Traditionally the thinking within the industry was that the cremated remains had no “property value” but the container within which they were placed, had value. That perception took no account of the “emotional” value associated with cremated remains. Clearly the related questions are complex and particular cases should be referred to legal practitioners.
In a 2019 address to a law seminar at the Australian National University , Dr Heather Conway (a Senior Lecturer in the School of Law at Queen’s University, Belfast) addressed the following topic: Earth to earth, ashes to whom? Feuding families, cremated remains and property law narratives.
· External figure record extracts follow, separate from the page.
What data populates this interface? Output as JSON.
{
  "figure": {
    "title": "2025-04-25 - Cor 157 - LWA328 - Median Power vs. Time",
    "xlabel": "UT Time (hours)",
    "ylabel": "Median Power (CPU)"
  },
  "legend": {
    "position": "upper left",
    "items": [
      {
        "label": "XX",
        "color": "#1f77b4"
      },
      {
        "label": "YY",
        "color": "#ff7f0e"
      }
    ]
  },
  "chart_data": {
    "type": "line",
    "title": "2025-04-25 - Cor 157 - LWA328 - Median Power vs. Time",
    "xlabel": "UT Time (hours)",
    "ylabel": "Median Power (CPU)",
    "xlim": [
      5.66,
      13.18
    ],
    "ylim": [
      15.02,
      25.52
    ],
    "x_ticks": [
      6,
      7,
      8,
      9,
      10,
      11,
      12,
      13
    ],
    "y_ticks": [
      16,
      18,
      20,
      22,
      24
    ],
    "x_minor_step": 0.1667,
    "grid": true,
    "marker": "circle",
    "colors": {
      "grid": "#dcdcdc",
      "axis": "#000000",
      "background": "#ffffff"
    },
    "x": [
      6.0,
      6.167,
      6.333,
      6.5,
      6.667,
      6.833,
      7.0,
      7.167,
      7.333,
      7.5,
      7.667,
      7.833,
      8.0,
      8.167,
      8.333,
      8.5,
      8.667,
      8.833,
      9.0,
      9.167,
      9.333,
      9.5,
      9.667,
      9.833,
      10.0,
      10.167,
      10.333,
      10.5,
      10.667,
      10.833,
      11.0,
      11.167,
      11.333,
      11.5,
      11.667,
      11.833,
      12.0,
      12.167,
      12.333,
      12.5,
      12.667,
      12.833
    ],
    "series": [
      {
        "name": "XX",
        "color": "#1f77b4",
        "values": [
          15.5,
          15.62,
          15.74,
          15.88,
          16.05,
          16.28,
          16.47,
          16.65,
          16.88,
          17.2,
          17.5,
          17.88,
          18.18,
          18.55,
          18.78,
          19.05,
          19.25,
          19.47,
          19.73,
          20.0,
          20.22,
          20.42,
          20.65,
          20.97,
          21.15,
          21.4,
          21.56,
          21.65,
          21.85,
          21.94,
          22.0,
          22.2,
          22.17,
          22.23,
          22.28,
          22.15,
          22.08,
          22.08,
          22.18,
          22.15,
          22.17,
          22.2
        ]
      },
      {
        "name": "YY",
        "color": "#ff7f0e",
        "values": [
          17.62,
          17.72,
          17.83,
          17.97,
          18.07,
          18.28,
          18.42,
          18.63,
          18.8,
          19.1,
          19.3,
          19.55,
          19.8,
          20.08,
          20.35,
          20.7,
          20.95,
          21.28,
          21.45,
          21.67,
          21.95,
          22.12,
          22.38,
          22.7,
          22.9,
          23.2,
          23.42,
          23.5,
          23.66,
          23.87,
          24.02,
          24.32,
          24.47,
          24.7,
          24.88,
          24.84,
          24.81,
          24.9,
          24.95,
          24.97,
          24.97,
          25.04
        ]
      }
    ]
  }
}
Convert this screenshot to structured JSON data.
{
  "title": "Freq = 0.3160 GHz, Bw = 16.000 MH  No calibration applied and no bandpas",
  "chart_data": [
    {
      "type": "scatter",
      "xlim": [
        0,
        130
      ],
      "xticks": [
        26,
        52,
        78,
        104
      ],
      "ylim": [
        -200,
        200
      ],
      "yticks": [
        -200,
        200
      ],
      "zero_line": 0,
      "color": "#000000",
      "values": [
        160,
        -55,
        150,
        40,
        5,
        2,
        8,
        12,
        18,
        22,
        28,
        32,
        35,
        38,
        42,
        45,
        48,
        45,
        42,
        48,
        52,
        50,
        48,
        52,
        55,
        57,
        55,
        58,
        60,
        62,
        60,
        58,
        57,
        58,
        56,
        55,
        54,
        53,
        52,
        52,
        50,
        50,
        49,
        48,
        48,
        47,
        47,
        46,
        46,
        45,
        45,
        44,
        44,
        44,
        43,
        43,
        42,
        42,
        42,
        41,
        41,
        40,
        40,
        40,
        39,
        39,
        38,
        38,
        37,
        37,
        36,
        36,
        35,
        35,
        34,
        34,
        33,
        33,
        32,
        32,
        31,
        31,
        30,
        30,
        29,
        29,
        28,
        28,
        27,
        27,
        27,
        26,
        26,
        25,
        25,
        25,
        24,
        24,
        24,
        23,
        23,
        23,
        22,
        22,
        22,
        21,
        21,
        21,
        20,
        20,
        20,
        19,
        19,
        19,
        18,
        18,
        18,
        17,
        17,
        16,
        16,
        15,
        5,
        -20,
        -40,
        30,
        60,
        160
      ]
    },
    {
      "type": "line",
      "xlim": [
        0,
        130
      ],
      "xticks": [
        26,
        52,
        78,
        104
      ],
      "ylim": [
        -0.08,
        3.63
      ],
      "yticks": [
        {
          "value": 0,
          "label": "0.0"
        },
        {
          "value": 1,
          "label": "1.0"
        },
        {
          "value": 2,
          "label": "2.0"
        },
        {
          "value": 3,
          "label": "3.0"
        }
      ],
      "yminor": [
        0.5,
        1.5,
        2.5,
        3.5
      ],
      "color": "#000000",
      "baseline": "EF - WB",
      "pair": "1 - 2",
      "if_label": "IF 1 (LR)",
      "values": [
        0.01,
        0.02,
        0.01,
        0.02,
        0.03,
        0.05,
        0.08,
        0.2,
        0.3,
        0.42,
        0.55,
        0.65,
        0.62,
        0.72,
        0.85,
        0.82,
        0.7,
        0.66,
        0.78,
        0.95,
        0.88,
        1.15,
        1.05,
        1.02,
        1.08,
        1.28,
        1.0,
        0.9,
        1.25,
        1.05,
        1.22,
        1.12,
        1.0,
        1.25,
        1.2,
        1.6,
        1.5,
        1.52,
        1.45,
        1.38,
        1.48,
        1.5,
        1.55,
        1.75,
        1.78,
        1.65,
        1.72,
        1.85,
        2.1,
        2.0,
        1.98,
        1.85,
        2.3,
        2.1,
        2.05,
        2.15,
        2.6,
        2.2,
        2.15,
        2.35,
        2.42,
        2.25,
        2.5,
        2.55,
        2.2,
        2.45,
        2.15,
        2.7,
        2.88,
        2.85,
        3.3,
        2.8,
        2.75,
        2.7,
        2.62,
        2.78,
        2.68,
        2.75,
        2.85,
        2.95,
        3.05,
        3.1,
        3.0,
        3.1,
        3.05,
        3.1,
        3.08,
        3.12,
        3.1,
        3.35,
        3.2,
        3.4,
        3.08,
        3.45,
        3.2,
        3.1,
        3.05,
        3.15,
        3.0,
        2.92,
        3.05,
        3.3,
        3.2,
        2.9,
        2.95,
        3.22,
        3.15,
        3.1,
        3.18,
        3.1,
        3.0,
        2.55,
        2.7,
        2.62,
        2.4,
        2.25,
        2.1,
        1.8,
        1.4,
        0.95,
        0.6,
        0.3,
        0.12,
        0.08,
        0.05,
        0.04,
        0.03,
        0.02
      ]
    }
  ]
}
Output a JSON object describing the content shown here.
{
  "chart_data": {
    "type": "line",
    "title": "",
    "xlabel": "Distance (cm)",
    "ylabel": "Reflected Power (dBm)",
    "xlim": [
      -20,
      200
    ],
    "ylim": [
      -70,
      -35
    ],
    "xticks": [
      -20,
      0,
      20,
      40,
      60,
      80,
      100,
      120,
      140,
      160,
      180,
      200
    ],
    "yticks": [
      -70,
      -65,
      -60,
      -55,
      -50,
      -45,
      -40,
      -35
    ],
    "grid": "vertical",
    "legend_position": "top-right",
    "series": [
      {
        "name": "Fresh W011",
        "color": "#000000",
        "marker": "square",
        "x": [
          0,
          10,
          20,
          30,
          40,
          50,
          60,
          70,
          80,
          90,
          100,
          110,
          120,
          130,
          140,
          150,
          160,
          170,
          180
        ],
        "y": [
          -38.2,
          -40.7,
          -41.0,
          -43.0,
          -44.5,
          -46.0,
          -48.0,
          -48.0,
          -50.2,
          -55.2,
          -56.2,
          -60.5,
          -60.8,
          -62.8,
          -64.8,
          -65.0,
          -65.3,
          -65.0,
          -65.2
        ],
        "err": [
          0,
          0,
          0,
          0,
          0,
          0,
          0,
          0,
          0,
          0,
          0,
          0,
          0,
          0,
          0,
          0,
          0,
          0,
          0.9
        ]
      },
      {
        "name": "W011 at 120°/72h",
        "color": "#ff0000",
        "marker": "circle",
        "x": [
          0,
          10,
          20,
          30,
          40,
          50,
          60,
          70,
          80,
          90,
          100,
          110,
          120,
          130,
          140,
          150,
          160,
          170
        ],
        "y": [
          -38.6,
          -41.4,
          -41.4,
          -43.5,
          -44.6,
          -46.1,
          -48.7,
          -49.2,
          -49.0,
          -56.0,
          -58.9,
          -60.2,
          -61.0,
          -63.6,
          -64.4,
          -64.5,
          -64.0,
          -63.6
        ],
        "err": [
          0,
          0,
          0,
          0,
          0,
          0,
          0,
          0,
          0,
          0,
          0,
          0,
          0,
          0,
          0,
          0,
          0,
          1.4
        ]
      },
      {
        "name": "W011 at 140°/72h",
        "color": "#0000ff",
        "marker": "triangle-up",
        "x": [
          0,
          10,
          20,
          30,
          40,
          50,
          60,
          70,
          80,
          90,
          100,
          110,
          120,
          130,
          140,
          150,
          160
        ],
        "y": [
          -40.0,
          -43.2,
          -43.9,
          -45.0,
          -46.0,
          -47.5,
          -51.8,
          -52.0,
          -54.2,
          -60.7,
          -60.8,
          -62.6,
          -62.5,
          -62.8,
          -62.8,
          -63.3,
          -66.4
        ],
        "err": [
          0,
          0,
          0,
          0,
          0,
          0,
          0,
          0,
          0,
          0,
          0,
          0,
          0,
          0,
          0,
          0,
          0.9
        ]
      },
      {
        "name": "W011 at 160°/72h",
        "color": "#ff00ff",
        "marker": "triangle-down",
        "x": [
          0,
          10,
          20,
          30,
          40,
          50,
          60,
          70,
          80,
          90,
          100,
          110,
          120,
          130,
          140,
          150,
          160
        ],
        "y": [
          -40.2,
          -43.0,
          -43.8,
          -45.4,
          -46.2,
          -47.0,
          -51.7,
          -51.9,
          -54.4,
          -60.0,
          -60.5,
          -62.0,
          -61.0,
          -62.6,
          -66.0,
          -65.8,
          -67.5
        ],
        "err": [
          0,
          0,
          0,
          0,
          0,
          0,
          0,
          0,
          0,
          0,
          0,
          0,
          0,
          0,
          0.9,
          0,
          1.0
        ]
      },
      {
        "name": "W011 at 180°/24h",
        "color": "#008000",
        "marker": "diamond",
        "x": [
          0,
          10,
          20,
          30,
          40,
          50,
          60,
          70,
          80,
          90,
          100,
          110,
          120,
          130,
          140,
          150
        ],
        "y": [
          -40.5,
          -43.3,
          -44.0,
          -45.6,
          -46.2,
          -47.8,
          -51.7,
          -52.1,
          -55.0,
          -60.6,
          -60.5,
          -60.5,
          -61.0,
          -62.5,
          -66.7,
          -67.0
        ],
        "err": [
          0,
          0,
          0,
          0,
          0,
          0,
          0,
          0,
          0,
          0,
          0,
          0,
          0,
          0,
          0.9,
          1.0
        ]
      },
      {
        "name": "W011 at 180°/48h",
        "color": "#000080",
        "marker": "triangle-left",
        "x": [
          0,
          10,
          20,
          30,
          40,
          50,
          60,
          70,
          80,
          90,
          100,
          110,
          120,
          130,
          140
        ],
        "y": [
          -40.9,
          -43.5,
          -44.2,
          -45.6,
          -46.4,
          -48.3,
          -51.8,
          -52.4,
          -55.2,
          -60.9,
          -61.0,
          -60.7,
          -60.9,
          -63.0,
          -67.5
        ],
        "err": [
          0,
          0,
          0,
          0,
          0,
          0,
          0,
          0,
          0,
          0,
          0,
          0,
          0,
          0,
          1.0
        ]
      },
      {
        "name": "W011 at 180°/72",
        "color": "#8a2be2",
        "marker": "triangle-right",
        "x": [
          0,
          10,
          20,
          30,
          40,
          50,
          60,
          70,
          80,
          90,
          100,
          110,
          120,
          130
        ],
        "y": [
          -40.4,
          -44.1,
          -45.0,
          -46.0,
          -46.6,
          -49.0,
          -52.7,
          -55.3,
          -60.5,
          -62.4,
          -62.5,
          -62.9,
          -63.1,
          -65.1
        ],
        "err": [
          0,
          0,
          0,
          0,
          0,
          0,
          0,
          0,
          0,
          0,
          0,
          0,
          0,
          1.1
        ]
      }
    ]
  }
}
The related promotional material summarised her paper as follows:
“The answer to these questions depends on whether or not ashes constitute property in any legal sense. As a tangible, physical substance the point might seem like an obvious one, but there are two barriers here. The first is the law’s inherent reluctance to ascribe full property status to human body parts; and while ashes may be ‘dehumanised’, they are still a highly symbolic representation of the person who has died. The second is the legacy of the old ‘no property in a dead body’ rule: if corpses are not legally classed as property then how can ashes be classed as such, unless we can apply the ‘work and skill’ exception in Doodeward v Spence (1908) or apply sufficient property law traits (possession, control, rights to exclude others) to circumvent the no property rule. This paper explores these issues, to address a growing legal- and practical- problem.”